# mP3 player wont play music



## bigbuz (Nov 19, 2011)

Can any one help me, my lad got a mp3 player and i copied 2 cd,s into itunes and from there onto a 4gig micro disc which fits into the mp3 but it says there is no file on it and will not play the songs , But it plays on the computer, what have i done wrong please help


----------



## JMPC (Jan 15, 2011)

What kind of MP3 player? What format are the songs in?


----------



## bigbuz (Nov 19, 2011)

It dosent have a make on it it just says digital mp3 player and regarding the format i have no idea i just down loaded itunes put the cd in the laptop, and imported them from the cd to the laptop in itunes, how would i find out the format for it, thanx for replying


----------



## JMPC (Jan 15, 2011)

Itunes should tell you some information about the file but you can open up Computer and browse microSD to see what format the files are in. I think by default they use AAC format.

Do you have any MP3 files on the computer that you could try with the player?

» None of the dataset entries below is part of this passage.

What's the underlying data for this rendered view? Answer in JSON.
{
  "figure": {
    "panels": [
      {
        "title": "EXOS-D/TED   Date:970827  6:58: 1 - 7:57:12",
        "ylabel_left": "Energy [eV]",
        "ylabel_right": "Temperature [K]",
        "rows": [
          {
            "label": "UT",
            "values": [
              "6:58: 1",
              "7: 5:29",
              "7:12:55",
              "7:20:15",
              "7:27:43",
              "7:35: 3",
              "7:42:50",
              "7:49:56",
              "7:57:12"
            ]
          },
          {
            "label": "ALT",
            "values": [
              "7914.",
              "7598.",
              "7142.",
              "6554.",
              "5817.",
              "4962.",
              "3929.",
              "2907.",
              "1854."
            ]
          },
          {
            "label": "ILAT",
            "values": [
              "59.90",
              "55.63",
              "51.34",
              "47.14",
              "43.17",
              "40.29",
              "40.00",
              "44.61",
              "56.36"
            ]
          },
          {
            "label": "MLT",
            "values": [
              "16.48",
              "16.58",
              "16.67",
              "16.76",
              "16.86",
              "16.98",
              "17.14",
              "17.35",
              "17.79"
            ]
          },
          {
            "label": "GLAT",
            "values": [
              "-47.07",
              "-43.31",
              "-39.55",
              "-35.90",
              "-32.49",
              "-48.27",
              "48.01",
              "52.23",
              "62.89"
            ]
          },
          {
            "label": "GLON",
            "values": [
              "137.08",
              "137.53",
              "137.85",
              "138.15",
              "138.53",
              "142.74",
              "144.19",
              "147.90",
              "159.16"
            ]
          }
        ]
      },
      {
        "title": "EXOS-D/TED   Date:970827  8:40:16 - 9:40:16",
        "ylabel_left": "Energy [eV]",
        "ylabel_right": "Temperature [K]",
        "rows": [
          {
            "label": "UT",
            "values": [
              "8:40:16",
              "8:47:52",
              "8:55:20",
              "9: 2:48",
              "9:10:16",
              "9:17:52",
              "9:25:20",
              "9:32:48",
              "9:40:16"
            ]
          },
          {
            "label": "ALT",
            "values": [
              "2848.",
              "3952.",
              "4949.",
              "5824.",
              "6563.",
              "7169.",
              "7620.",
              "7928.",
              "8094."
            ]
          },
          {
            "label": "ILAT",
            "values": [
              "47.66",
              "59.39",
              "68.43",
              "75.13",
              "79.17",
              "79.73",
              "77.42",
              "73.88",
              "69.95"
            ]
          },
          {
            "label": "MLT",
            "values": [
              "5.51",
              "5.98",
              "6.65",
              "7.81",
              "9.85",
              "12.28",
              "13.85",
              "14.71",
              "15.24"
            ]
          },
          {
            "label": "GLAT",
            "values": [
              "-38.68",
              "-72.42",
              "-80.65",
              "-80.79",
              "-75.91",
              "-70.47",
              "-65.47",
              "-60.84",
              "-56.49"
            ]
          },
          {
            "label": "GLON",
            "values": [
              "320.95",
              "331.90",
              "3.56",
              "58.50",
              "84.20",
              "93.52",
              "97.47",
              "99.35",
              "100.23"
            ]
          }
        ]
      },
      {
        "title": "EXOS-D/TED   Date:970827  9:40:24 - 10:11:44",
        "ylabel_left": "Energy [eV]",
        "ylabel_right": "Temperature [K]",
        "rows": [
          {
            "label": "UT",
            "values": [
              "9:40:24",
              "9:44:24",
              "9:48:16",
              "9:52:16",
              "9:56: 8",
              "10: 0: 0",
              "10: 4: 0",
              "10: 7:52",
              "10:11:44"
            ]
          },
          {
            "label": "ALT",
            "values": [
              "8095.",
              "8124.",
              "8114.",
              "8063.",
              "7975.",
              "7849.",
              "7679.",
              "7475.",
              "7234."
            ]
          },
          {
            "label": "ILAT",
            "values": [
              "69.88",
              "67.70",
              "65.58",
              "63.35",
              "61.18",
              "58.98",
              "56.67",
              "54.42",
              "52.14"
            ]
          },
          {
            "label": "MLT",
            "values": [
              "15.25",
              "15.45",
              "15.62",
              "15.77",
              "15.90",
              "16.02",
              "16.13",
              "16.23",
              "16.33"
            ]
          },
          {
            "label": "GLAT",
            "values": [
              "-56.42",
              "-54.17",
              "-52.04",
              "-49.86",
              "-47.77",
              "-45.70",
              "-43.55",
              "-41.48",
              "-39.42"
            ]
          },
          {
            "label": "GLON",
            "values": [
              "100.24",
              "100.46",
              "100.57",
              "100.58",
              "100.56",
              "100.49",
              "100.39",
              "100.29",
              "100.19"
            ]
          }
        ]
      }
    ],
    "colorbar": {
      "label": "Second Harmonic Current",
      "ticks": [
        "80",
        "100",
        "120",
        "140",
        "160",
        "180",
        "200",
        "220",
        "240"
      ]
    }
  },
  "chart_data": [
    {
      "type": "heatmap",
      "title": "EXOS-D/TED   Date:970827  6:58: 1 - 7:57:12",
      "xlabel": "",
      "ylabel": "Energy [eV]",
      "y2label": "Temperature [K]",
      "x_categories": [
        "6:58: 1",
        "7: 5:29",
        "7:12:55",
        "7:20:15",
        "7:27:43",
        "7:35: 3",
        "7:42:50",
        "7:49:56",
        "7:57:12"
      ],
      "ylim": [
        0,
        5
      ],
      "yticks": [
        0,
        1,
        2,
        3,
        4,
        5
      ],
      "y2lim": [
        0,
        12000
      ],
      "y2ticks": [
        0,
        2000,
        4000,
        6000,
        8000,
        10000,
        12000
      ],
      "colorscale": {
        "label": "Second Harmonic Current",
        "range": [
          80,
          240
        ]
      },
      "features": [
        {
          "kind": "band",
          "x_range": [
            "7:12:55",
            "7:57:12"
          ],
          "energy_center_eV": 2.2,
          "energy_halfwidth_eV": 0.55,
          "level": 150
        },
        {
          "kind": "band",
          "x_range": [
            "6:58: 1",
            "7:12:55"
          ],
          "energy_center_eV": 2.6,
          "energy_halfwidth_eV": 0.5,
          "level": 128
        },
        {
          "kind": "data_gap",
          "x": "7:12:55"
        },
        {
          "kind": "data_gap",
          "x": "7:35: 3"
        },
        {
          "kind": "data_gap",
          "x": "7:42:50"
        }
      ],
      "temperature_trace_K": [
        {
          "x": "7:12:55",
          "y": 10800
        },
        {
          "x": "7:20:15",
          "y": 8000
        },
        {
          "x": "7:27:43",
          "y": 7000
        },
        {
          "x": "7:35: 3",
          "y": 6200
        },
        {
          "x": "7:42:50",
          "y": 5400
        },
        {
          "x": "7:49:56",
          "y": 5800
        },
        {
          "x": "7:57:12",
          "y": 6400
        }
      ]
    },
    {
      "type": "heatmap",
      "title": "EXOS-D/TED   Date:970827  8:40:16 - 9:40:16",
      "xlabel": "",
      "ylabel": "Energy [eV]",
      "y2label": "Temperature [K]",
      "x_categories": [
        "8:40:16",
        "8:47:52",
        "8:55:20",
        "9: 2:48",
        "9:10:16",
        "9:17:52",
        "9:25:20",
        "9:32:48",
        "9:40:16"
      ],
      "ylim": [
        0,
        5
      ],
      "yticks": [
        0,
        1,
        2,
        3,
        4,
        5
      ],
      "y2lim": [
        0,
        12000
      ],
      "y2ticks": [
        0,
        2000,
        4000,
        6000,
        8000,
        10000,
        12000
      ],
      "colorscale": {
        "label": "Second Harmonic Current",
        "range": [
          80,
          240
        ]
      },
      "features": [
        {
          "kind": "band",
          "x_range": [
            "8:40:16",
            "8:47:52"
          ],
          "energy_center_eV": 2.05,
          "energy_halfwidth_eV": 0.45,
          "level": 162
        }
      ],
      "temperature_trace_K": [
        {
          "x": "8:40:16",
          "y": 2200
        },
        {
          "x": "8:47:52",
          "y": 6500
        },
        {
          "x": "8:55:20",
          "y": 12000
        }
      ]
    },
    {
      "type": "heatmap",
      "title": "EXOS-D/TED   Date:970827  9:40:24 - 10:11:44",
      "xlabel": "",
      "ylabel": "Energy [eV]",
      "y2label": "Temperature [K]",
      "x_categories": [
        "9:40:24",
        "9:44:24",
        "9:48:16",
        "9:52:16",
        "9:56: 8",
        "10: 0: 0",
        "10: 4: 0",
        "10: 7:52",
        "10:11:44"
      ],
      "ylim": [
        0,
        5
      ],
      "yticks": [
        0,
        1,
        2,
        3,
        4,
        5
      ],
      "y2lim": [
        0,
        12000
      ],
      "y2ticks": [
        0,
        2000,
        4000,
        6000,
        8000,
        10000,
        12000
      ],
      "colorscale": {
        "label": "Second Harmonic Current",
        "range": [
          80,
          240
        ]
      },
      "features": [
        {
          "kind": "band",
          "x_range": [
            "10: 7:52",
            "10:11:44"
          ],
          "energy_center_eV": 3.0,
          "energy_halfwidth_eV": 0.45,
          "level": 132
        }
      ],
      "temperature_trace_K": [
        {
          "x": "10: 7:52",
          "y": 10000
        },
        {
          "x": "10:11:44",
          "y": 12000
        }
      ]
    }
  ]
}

You can also rip to MP3 using iTunes, here's an article on how to change the format:

How do I have iTunes rip CDs into MP3 format? :: Online Tech Support Help :: Ask Dave Taylor!®


----------



## bigbuz (Nov 19, 2011)

thanx yes i found that it is AAC format ill try see if theres any way to change it over by the info you posted thank you for your help


----------



## bigbuz (Nov 19, 2011)

Is there a way to speed up the importing of the songs from the disc to the itunes they seem to take for ever to copy the full disc


----------



## JMPC (Jan 15, 2011)

You could try another program to see if that speeds up the process. I use Exact Audio Copy, CDex, AudioGrabber or Windows Media Player 11.


----------



## bigbuz (Nov 19, 2011)

Ok thanx again for the advice


----------